ESSES LIVROS FORAM, ao longo da década seguinte, publicados em uma taxa impressionante. Às vezes, como foi o caso do romance lésbico pseudônimo de Highsmith de 1952, “The Price of Salt” (a base para o filme de 2015 “Carol”), um romance literário de capa dura publicado por uma editora popular seria reembalado um ano depois como um livro de bolso. Mas a grande maioria dos livros eram originais de bolso. Alguns escritores conseguiam produzir um manuscrito completo em 10 a 14 dias.

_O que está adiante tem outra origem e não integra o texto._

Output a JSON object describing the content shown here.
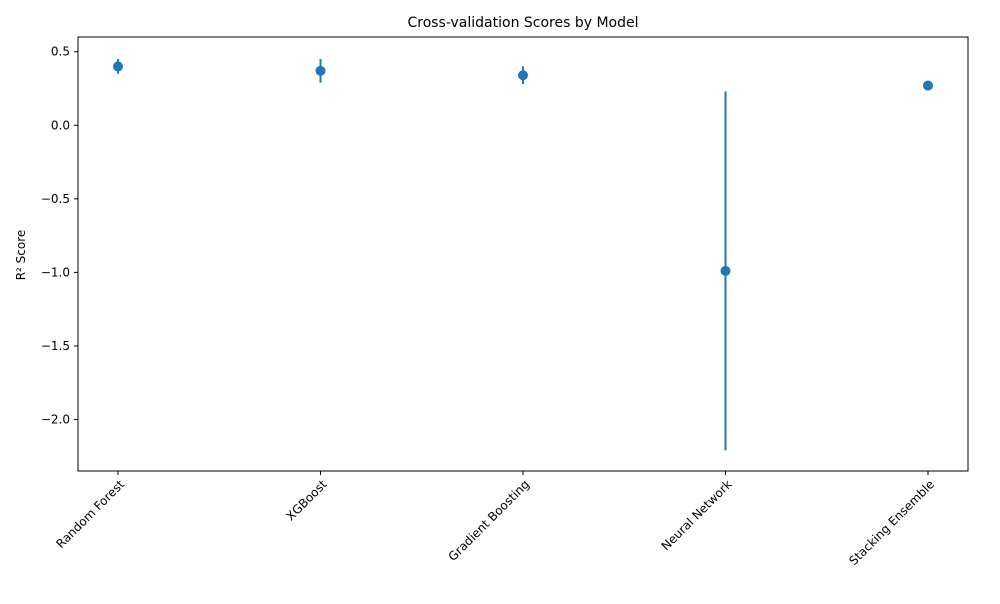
{
  "chart_data": {
    "type": "scatter",
    "title": "Cross-validation Scores by Model",
    "xlabel": "",
    "ylabel": "R² Score",
    "categories": [
      "Random Forest",
      "XGBoost",
      "Gradient Boosting",
      "Neural Network",
      "Stacking Ensemble"
    ],
    "series": [
      {
        "values": [
          0.4,
          0.37,
          0.34,
          -0.99,
          0.27
        ],
        "errors": [
          0.05,
          0.08,
          0.06,
          1.22,
          0.0
        ]
      }
    ],
    "ylim": [
      -2.35,
      0.6
    ],
    "yticks": [
      0.5,
      0.0,
      -0.5,
      -1.0,
      -1.5,
      -2.0
    ],
    "ytick_labels": [
      "0.5",
      "0.0",
      "−0.5",
      "−1.0",
      "−1.5",
      "−2.0"
    ],
    "grid": false,
    "legend": "none",
    "colors": {
      "marker": "#1f77b4",
      "axis": "#000000"
    }
  }
}
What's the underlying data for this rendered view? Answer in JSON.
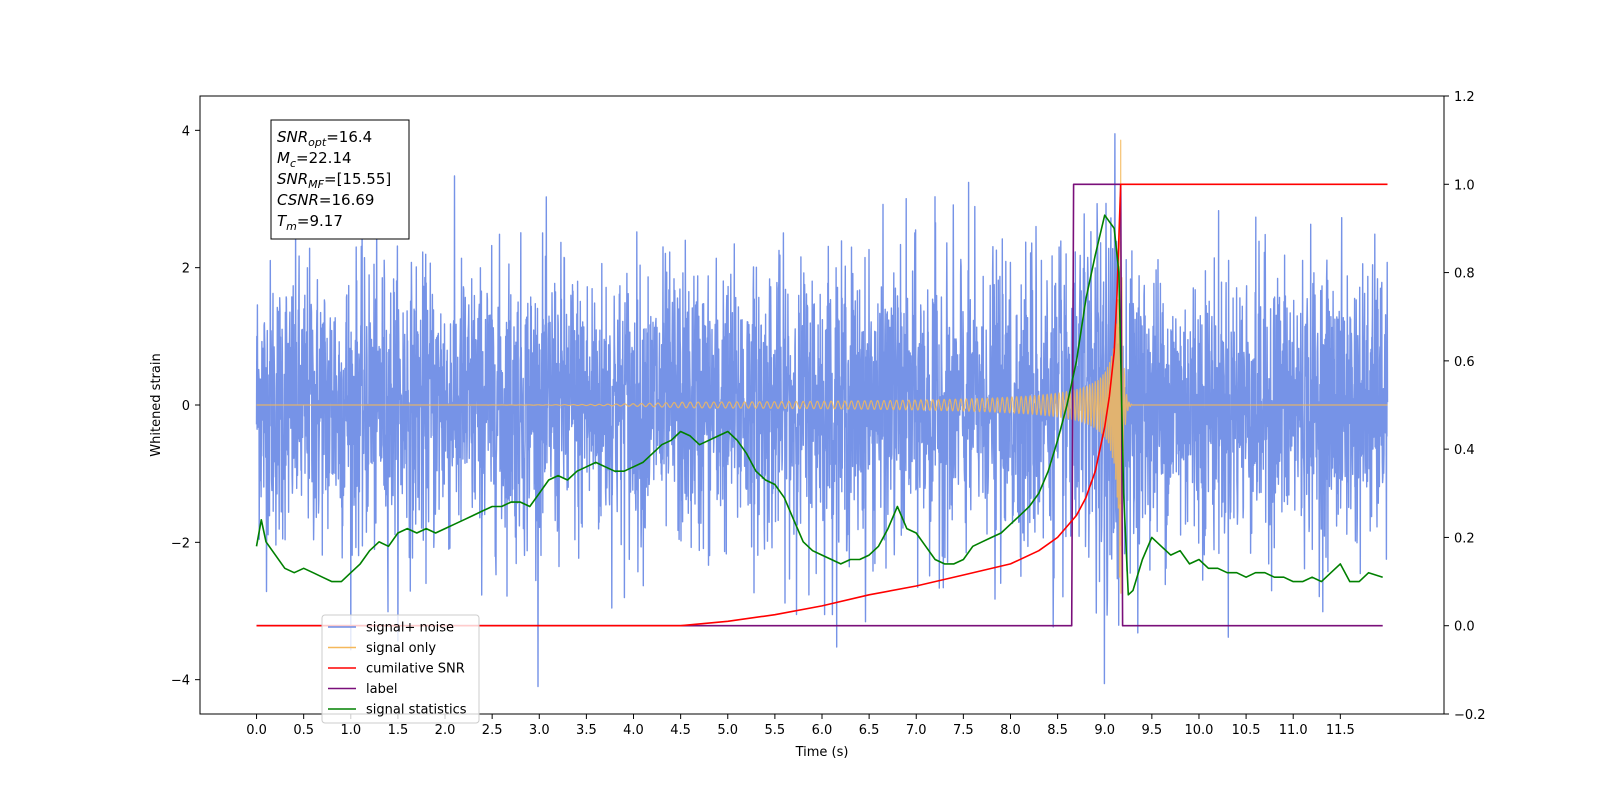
{
  "chart_data": {
    "type": "line",
    "xlabel": "Time (s)",
    "ylabel": "Whitened strain",
    "xlim": [
      -0.6,
      12.6
    ],
    "ylim": [
      -4.5,
      4.5
    ],
    "ylim_right": [
      -0.2,
      1.2
    ],
    "x_ticks": [
      "0.0",
      "0.5",
      "1.0",
      "1.5",
      "2.0",
      "2.5",
      "3.0",
      "3.5",
      "4.0",
      "4.5",
      "5.0",
      "5.5",
      "6.0",
      "6.5",
      "7.0",
      "7.5",
      "8.0",
      "8.5",
      "9.0",
      "9.5",
      "10.0",
      "10.5",
      "11.0",
      "11.5"
    ],
    "y_ticks_left": [
      "4",
      "2",
      "0",
      "−2",
      "−4"
    ],
    "y_ticks_right": [
      "1.2",
      "1.0",
      "0.8",
      "0.6",
      "0.4",
      "0.2",
      "0.0",
      "−0.2"
    ],
    "legend_position": "lower-left",
    "annotation": {
      "lines": [
        {
          "sym": "SNR",
          "sub": "opt",
          "val": "=16.4"
        },
        {
          "sym": "M",
          "sub": "c",
          "val": "=22.14"
        },
        {
          "sym": "SNR",
          "sub": "MF",
          "val": "=[15.55]"
        },
        {
          "sym": "CSNR",
          "sub": "",
          "val": "=16.69"
        },
        {
          "sym": "T",
          "sub": "m",
          "val": "=9.17"
        }
      ]
    },
    "series": [
      {
        "name": "signal+ noise",
        "color": "#6f8de6",
        "axis": "left",
        "kind": "noise",
        "x_range": [
          0.0,
          12.0
        ],
        "amplitude_sigma": 1.0,
        "peak_range": [
          -4.1,
          4.1
        ]
      },
      {
        "name": "signal only",
        "color": "#f5b85a",
        "axis": "left",
        "kind": "chirp",
        "x_range": [
          0.0,
          12.0
        ],
        "merger_time": 9.17,
        "peak_amplitude": 4.0,
        "ringdown_amplitude": -3.4
      },
      {
        "name": "cumilative SNR",
        "color": "#ff0000",
        "axis": "right",
        "x": [
          0.0,
          4.5,
          5.0,
          5.5,
          6.0,
          6.5,
          7.0,
          7.5,
          8.0,
          8.3,
          8.5,
          8.7,
          8.8,
          8.9,
          9.0,
          9.05,
          9.1,
          9.13,
          9.15,
          9.17,
          9.2,
          12.0
        ],
        "y": [
          0.0,
          0.0,
          0.01,
          0.025,
          0.045,
          0.07,
          0.09,
          0.115,
          0.14,
          0.17,
          0.2,
          0.25,
          0.29,
          0.35,
          0.45,
          0.52,
          0.62,
          0.75,
          0.88,
          1.0,
          1.0,
          1.0
        ]
      },
      {
        "name": "label",
        "color": "#7a0f7a",
        "axis": "right",
        "x": [
          0.0,
          8.65,
          8.67,
          9.17,
          9.19,
          11.95
        ],
        "y": [
          0.0,
          0.0,
          1.0,
          1.0,
          0.0,
          0.0
        ]
      },
      {
        "name": "signal statistics",
        "color": "#008000",
        "axis": "right",
        "x": [
          0.0,
          0.05,
          0.1,
          0.2,
          0.3,
          0.4,
          0.5,
          0.6,
          0.7,
          0.8,
          0.9,
          1.0,
          1.1,
          1.2,
          1.3,
          1.4,
          1.5,
          1.6,
          1.7,
          1.8,
          1.9,
          2.0,
          2.1,
          2.2,
          2.3,
          2.4,
          2.5,
          2.6,
          2.7,
          2.8,
          2.9,
          3.0,
          3.1,
          3.2,
          3.3,
          3.4,
          3.5,
          3.6,
          3.7,
          3.8,
          3.9,
          4.0,
          4.1,
          4.2,
          4.3,
          4.4,
          4.5,
          4.6,
          4.7,
          4.8,
          4.9,
          5.0,
          5.1,
          5.2,
          5.3,
          5.4,
          5.5,
          5.6,
          5.7,
          5.8,
          5.9,
          6.0,
          6.1,
          6.2,
          6.3,
          6.4,
          6.5,
          6.6,
          6.7,
          6.8,
          6.9,
          7.0,
          7.1,
          7.2,
          7.3,
          7.4,
          7.5,
          7.6,
          7.7,
          7.8,
          7.9,
          8.0,
          8.1,
          8.2,
          8.3,
          8.4,
          8.5,
          8.6,
          8.7,
          8.8,
          8.9,
          9.0,
          9.1,
          9.15,
          9.2,
          9.25,
          9.3,
          9.4,
          9.5,
          9.6,
          9.7,
          9.8,
          9.9,
          10.0,
          10.1,
          10.2,
          10.3,
          10.4,
          10.5,
          10.6,
          10.7,
          10.8,
          10.9,
          11.0,
          11.1,
          11.2,
          11.3,
          11.4,
          11.5,
          11.6,
          11.7,
          11.8,
          11.95
        ],
        "y": [
          0.18,
          0.24,
          0.19,
          0.16,
          0.13,
          0.12,
          0.13,
          0.12,
          0.11,
          0.1,
          0.1,
          0.12,
          0.14,
          0.17,
          0.19,
          0.18,
          0.21,
          0.22,
          0.21,
          0.22,
          0.21,
          0.22,
          0.23,
          0.24,
          0.25,
          0.26,
          0.27,
          0.27,
          0.28,
          0.28,
          0.27,
          0.3,
          0.33,
          0.34,
          0.33,
          0.35,
          0.36,
          0.37,
          0.36,
          0.35,
          0.35,
          0.36,
          0.37,
          0.39,
          0.41,
          0.42,
          0.44,
          0.43,
          0.41,
          0.42,
          0.43,
          0.44,
          0.42,
          0.39,
          0.35,
          0.33,
          0.32,
          0.29,
          0.24,
          0.19,
          0.17,
          0.16,
          0.15,
          0.14,
          0.15,
          0.15,
          0.16,
          0.18,
          0.22,
          0.27,
          0.22,
          0.21,
          0.18,
          0.15,
          0.14,
          0.14,
          0.15,
          0.18,
          0.19,
          0.2,
          0.21,
          0.23,
          0.25,
          0.27,
          0.3,
          0.35,
          0.42,
          0.5,
          0.6,
          0.74,
          0.84,
          0.93,
          0.9,
          0.8,
          0.3,
          0.07,
          0.08,
          0.15,
          0.2,
          0.18,
          0.16,
          0.17,
          0.14,
          0.15,
          0.13,
          0.13,
          0.12,
          0.12,
          0.11,
          0.12,
          0.12,
          0.11,
          0.11,
          0.1,
          0.1,
          0.11,
          0.1,
          0.12,
          0.14,
          0.1,
          0.1,
          0.12,
          0.11
        ]
      }
    ]
  }
}
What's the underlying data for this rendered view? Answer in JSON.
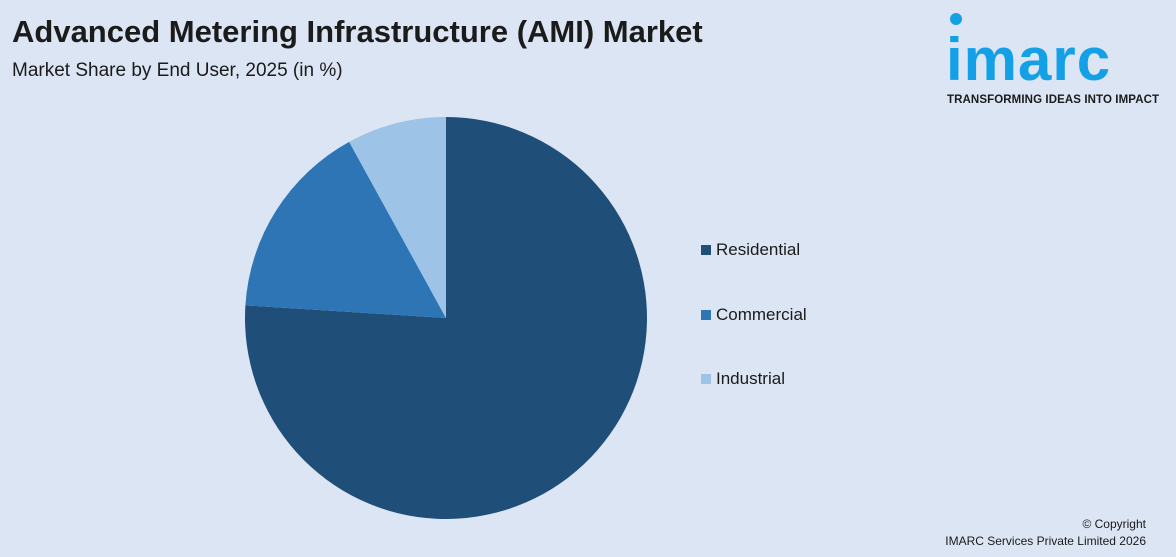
{
  "header": {
    "title": "Advanced Metering Infrastructure (AMI) Market",
    "subtitle": "Market Share by End User, 2025 (in %)"
  },
  "logo": {
    "wordmark": "imarc",
    "tagline": "TRANSFORMING IDEAS INTO IMPACT",
    "color": "#14a0e6"
  },
  "chart_data": {
    "type": "pie",
    "title": "Advanced Metering Infrastructure (AMI) Market",
    "subtitle": "Market Share by End User, 2025 (in %)",
    "categories": [
      "Residential",
      "Commercial",
      "Industrial"
    ],
    "values": [
      76,
      16,
      8
    ],
    "colors": [
      "#1f4e79",
      "#2e75b6",
      "#9dc3e6"
    ],
    "start": "12 o'clock",
    "direction": "clockwise",
    "legend": "right"
  },
  "footer": {
    "copyright": "© Copyright",
    "company": "IMARC Services Private Limited 2026"
  }
}
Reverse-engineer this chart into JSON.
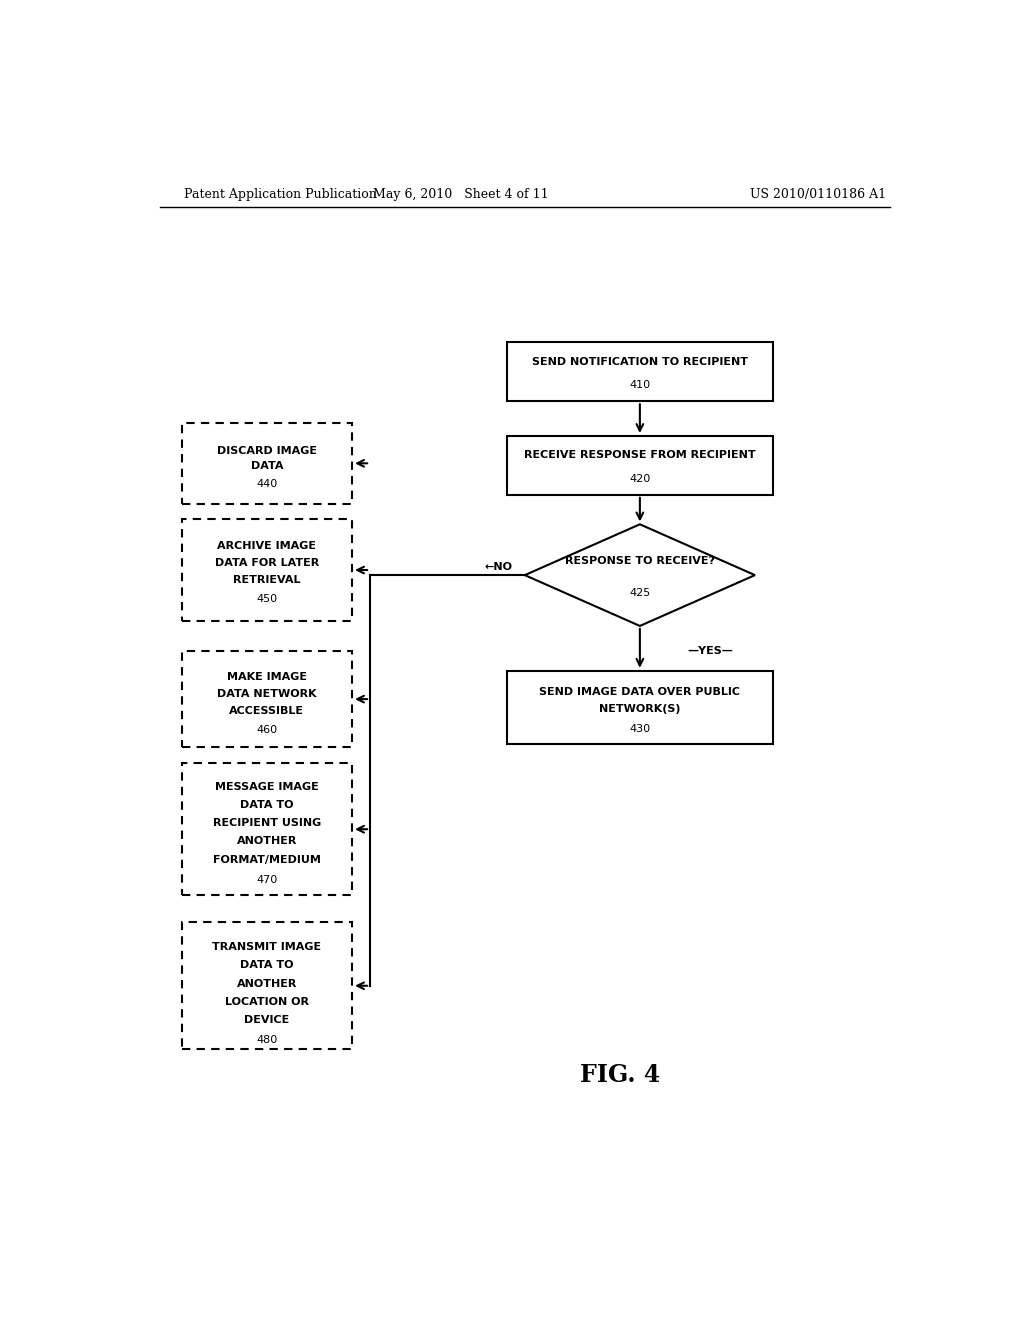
{
  "bg_color": "#ffffff",
  "header_left": "Patent Application Publication",
  "header_mid": "May 6, 2010   Sheet 4 of 11",
  "header_right": "US 2010/0110186 A1",
  "fig_label": "FIG. 4"
}
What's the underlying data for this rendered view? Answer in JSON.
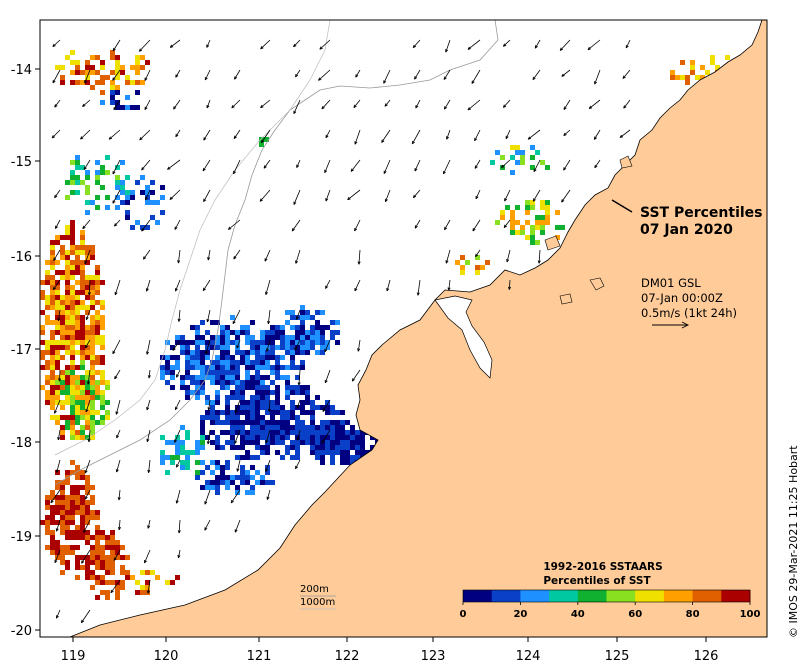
{
  "map": {
    "x_ticks": [
      "119",
      "120",
      "121",
      "122",
      "123",
      "124",
      "125",
      "126"
    ],
    "y_ticks": [
      "-14",
      "-15",
      "-16",
      "-17",
      "-18",
      "-19",
      "-20"
    ],
    "land_color": "#ffcc99",
    "sea_color": "#ffffff"
  },
  "title": {
    "line1": "SST Percentiles",
    "line2": "07 Jan 2020"
  },
  "current_info": {
    "line1": "DM01 GSL",
    "line2": "07-Jan 00:00Z",
    "line3": "0.5m/s (1kt 24h)"
  },
  "isobaths": {
    "label1": "200m",
    "label2": "1000m"
  },
  "legend": {
    "title1": "1992-2016 SSTAARS",
    "title2": "Percentiles of SST",
    "tick_labels": [
      "0",
      "20",
      "40",
      "60",
      "80",
      "100"
    ],
    "colors": [
      "#000080",
      "#0a3fc8",
      "#1e90ff",
      "#00c8a0",
      "#10b030",
      "#88e020",
      "#f0e000",
      "#ffa000",
      "#e06000",
      "#aa0000"
    ]
  },
  "credit": "© IMOS 29-Mar-2021 11:25 Hobart"
}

Vários deles eram homens — tanto Lesley Evans, a autora de “Strange Are the Ways of Love” (1959), quanto Jill Emerson, que escreveu “Warm and Willing” (1964), eram na verdade o romancista policial Lawrence Block. Os romances tinham que ser apresentados com cuidado; mesmo nas maiores cidades americanas, livrarias gays ainda não existiam, então as capas, os títulos e as histórias tinham que atender a padrões que permitissem que fossem misturados de forma credível com livros de bolso comuns em uma livraria popular, ou em uma papelaria ou farmácia abastecida por alguém que fosse simpático, oportunista ou ambos. Palavras-código se desenvolveram rapidamente.
Como termos como “lésbica” e “homossexual” não podiam aparecer nas capas sem constranger compradores em potencial e possivelmente arriscar a atenção da polícia, os leitores aprenderam a procurar certas dicas nos slogans — “franco” e “chocante” eram bons indicadores — ou palavras no título que assumiam fluência em uma linguagem compartilhada, mas não reconhecida. “Sussurro” se tornou um significante confiável do que e quem residia naquelas páginas, assim como qualquer referência ao amor “estranho” ou “crepuscular”.
Embora a criação dos livros tenha ocorrido com algo próximo da eficiência de fábrica, não foi livre de conflitos. Algumas autoras lésbicas, embora impotentes para mudar a opinião de suas editoras, constantemente se opunham à arte atraente que vendia os livros. E no final da década de 1950, uma discussão semiprivada sobre os romances estava ardendo nas páginas do boletim mensal The Ladder, discretamente distribuído pelas Daughters of Bilitis, cujos correspondentes frequentemente reclamavam do que viam como estereótipos hostis e pouco lisonjeiros nos livros. Como quase todos os escritores do gênero usavam pseudônimos e por causa dos caprichos da distribuição de livros, era difícil para escritores individuais desenvolver uma base de fãs, e igualmente difícil para os leitores saberem quem estavam lendo. Um romance sensível de uma escritora lésbica que estava tentando mover a polpa um ou dois centímetros para a frente poderia residir na prateleira ao lado de uma fantasia sexual lasciva escrita por um homem que nunca conheceu uma lésbica.
A arte da capa de cada um poderia borrar a distinção tão completamente que os leitores tinham pouca ideia do que estavam recebendo; não era como se os romances fossem resenhados em algum lugar ou mesmo reconhecidos na imprensa, exceto como um sintoma de uma grave doença social.

Fonte: NY Times

Adicionar aos favoritos o Link permanente.